Kirsteen Maclean discusses the intricacies of corporate insolvency.
Research by commercial insolvency and restructuring body R3, Scotland, found that the number of insolvency cases (liquidations and receiverships), for the last quarter of 2021, was 164% higher than that of the same period of the previous year.
Additionally, the bankrupt accountant reported that in May 2022 there were 93 total business insolvencies, 82% more than in May 2021 and 19% less than in May 2019. The total number of Business insolvencies in Scotland in May 2022 consisted of 19 compulsory liquidations. ; 68 voluntary liquidations of creditors (CVL) and 6 administrations.
There are various reasons for these increases, the most obvious being the withdrawal of government pandemic support measures, which included rebound loans (easily accessed by administrators with a modicum of diligence); the furlough scheme (with resulting staff shortages now in many industries), business subsidies and some temporary tax cuts.
There has also been the removal of restrictions imposed by the Corporate Insolvency and Governance Act 2020, on bringing winding-up petitions to court.

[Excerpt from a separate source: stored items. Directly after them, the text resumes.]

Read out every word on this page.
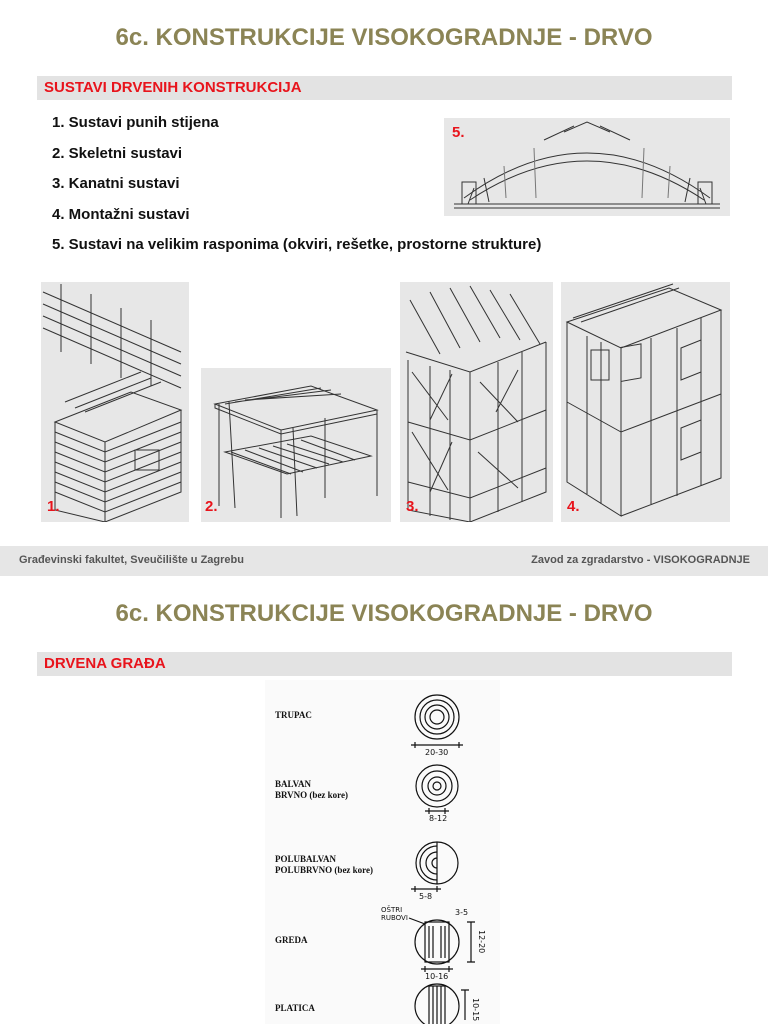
6c. KONSTRUKCIJE VISOKOGRADNJE - DRVO
SUSTAVI DRVENIH KONSTRUKCIJA
1. Sustavi punih stijena
2. Skeletni sustavi
3. Kanatni sustavi
4. Montažni sustavi
5. Sustavi na velikim rasponima (okviri, rešetke, prostorne strukture)
5.
1.	2.	3.	4.
Građevinski fakultet, Sveučilište u Zagrebu	Zavod za zgradarstvo - VISOKOGRADNJE
6c. KONSTRUKCIJE VISOKOGRADNJE - DRVO
DRVENA GRAĐA
TRUPAC
BALVAN
BRVNO (bez kore)
POLUBALVAN
POLUBRVNO (bez kore)
GREDA
PLATICA
20-30
8-12
5-8
10-16
10-15
OŠTRI RUBOVI
12-20
3-5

The increase in bankruptcies must therefore be seen in context. Although there has been a substantial increase since this time last year, at this time bankruptcies were, somewhat counterintuitively, at a very low level due to the measures mentioned above.
It is clear, however, that in addition to dealing with the lasting effects of the pandemic, companies are facing pressure on their businesses with substantial cost inflation, as well as the disruptions felt, supply chain and otherwise, to the aftermath of the war in Ukraine. In addition, there are the persistent trade problems, following Brexit.
The main driver of insolvencies will always be pressure from creditors, with the biggest creditor by far being HMRC. How HMRC treats businesses will likely determine whether there is a sustained rise in insolvencies. HMRC is believed to be returning to enforcement action. They will undoubtedly face a significant backlog and we will have to see how that plays out.
With a focus on corporate directors, under the Corporate Insolvency and Governance Act 2020, the threat of personal liability for ‘unlawful trading’ has been temporarily removed from directors (claims relating to illicit trading are relatively rare), which may have led to the misconception that all the usual tasks an administrator should think about had also crept into lesser attention. However, the most common claims, such as gratuitous disposition, unfair preference, illegal dividends, faulty performance and breach of fiduciary duty, remained relevant throughout the process, leading to issues. for the administrators, who might have thought otherwise.
It remains to be seen whether all of this will culminate in what has long been predicted to become a perfect storm, as far as insolvencies and claims against directors go.
When such problems arise, it is important to seek advice early. BTO advises creditors and debtors on all forms of insolvency and administrators who may face issues relating to breach of duty etc.
Kirsteen Maclean is a senior partner at BTO.